# TCS vs. NCE and Digitrax Decoders



## KisNap (Aug 4, 2014)

Hi Everyone,

I was looking for a DCC decoder (without sound) and found one from TCS, NCE, and Digitrax. The TCS decoder was around $15 higher than the other two. I noticed that in general their decoders are more expensive. Why is this? Are they that much better than the other two? Below are the three models I was looking at. Are their decoders more configurage for advanced operation? Any input would be great. Thank you.


TCS: 1302 ALD4

NCE: 524120 (N12A0)

Digitrax: DN163A0


----------



## Cycleops (Dec 6, 2014)

These are for N right? I've only used the Digitrax and found it very good. Are these going in an Atlas? If so I've had problems with the contact points on the split chassis not always always make a good connection with decoder.


----------



## tkruger (Jan 18, 2009)

I have never used TCS decoders so I cannot speak to their quality. I have used other models of Digitrax and NCE. I personally prefer NCE and have never had one fail for reasons other than my error. When I have had an issue their customer service is top notch. On top of that I live within driving distance of the town where they are made so any issues I just go there.

I have not had any issue with the Digitrax motor only ones. I did have a defective sound decoder from them. I emailed the description with what happened and the next day received an email with a return label. 10 days later a new decoder was in the mail box. Could not have asked for more considering the 10 days included postage and a weekend.

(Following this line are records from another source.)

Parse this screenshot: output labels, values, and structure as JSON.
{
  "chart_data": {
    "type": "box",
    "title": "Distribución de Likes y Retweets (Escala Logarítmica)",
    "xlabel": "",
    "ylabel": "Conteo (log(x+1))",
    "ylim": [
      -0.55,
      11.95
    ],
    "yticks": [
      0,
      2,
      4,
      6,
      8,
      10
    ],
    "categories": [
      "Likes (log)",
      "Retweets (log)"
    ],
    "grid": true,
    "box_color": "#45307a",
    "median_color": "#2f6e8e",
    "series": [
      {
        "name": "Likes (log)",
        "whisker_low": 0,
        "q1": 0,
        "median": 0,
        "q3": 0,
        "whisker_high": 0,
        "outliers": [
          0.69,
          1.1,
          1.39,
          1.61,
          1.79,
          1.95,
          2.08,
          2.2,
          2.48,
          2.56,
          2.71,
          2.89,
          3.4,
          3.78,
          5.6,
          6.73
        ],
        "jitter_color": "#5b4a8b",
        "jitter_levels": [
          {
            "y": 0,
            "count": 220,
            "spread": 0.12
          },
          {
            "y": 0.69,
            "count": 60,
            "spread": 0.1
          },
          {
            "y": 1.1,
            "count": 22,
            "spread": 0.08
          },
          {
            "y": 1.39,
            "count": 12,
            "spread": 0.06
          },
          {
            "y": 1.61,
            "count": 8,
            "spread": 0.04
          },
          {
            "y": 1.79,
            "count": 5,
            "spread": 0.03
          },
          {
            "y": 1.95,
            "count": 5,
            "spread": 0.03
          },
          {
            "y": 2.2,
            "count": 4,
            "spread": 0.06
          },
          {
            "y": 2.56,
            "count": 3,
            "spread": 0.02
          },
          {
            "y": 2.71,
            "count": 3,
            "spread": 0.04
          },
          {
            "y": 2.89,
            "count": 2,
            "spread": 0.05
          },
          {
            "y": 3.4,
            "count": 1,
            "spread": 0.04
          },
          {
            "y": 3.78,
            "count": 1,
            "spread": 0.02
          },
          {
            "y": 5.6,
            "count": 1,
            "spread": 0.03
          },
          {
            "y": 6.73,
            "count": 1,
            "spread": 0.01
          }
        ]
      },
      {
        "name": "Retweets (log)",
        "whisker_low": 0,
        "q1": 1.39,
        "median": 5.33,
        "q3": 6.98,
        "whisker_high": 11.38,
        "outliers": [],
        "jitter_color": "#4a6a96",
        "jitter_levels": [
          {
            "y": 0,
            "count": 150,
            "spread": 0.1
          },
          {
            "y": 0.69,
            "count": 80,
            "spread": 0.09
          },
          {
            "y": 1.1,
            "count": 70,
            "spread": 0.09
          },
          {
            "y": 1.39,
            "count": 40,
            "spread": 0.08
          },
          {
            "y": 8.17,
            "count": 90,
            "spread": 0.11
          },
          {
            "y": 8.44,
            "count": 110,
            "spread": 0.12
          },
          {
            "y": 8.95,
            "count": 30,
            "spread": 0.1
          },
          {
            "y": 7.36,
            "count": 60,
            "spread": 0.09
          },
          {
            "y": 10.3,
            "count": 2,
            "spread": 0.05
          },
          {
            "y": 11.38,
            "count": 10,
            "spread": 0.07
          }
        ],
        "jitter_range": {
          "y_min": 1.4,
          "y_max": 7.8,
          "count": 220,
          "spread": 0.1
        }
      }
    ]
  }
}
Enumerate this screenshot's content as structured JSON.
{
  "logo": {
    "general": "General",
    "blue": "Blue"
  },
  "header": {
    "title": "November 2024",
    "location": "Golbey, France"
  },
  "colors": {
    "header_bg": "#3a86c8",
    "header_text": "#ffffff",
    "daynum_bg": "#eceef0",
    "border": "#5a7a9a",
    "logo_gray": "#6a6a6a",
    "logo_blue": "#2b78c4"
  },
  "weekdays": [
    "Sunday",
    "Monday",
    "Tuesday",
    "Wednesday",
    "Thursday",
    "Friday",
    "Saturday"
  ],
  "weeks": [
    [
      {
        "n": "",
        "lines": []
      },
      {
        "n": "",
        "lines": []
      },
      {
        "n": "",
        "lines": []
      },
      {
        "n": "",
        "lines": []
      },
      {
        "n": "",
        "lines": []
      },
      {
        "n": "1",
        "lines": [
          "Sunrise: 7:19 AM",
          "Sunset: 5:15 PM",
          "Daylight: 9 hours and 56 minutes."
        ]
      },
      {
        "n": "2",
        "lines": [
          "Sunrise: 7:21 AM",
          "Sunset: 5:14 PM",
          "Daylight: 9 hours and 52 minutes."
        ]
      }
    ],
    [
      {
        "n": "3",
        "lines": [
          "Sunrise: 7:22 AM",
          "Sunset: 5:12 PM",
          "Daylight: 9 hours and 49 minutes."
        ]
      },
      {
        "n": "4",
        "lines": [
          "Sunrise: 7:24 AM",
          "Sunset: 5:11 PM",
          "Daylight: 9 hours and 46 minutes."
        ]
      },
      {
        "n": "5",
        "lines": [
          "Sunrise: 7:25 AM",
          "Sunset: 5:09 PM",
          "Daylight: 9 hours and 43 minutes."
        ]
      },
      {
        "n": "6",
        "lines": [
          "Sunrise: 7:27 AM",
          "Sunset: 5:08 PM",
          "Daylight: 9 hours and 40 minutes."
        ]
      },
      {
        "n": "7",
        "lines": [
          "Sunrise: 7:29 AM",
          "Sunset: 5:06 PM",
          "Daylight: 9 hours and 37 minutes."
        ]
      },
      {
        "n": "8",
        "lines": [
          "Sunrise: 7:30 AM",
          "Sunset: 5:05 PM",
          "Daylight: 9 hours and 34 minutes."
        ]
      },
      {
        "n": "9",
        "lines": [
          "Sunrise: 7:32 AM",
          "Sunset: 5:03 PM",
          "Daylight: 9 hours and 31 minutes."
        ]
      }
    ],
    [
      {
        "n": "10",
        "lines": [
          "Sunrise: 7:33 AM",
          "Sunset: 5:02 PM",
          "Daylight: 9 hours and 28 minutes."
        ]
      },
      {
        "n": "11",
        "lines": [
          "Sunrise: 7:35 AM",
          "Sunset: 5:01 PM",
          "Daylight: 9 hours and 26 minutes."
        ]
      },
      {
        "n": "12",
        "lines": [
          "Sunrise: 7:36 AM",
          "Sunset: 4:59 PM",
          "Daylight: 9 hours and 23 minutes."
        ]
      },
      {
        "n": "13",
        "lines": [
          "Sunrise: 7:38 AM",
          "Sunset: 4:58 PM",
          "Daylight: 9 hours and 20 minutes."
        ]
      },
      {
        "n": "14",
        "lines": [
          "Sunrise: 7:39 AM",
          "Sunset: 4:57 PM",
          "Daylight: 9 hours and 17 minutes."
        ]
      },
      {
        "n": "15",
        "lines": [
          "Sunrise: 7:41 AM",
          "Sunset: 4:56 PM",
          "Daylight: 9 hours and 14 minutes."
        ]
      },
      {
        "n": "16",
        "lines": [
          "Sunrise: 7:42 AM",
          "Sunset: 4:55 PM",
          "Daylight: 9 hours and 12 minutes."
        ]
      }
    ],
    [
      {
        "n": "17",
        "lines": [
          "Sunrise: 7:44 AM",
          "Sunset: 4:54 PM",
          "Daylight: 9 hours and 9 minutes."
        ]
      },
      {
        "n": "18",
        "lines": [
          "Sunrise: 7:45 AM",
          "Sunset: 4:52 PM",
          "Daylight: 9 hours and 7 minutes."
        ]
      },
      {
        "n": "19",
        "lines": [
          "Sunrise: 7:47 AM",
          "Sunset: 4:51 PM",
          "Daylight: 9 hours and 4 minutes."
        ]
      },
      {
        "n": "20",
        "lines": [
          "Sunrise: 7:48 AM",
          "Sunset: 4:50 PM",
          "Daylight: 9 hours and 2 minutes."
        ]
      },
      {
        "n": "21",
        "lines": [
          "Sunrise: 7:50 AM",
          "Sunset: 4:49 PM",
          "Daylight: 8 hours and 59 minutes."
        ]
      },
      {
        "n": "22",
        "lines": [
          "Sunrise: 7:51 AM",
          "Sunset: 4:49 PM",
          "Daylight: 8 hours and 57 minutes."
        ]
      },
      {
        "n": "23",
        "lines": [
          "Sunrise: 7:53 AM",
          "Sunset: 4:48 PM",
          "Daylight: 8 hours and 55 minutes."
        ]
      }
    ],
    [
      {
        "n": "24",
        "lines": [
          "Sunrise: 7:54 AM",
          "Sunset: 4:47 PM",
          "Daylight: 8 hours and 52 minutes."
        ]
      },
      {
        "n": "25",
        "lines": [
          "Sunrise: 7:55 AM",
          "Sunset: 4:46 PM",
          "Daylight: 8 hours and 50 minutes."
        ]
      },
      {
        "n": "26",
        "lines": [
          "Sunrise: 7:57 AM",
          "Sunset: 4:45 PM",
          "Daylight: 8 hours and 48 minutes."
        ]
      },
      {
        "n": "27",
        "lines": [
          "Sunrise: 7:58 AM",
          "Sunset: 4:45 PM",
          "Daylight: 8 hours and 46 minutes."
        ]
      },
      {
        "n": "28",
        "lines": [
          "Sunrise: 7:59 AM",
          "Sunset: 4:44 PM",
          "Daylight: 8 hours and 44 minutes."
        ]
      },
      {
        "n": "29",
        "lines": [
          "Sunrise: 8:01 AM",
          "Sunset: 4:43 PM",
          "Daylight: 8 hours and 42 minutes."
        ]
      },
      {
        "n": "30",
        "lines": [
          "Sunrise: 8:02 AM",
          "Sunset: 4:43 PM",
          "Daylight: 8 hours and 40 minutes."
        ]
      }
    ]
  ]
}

The only brand that I would not recommend at this time are the MRC motor controllers or sound with motor controllers. I have not had any issues with their Sounder (sound only) series.


----------



## KisNap (Aug 4, 2014)

Thanks for all the advice. I've had good luck with MRC sounds decoders so far. I've only installed 2, but so far the sound is good enough given it's n scale, drop-in installation, and less expensive than many of the others. I'm sure that SoundTraxx beats them hands down, but I don't have the skills necessary to safely solder everything in place.


----------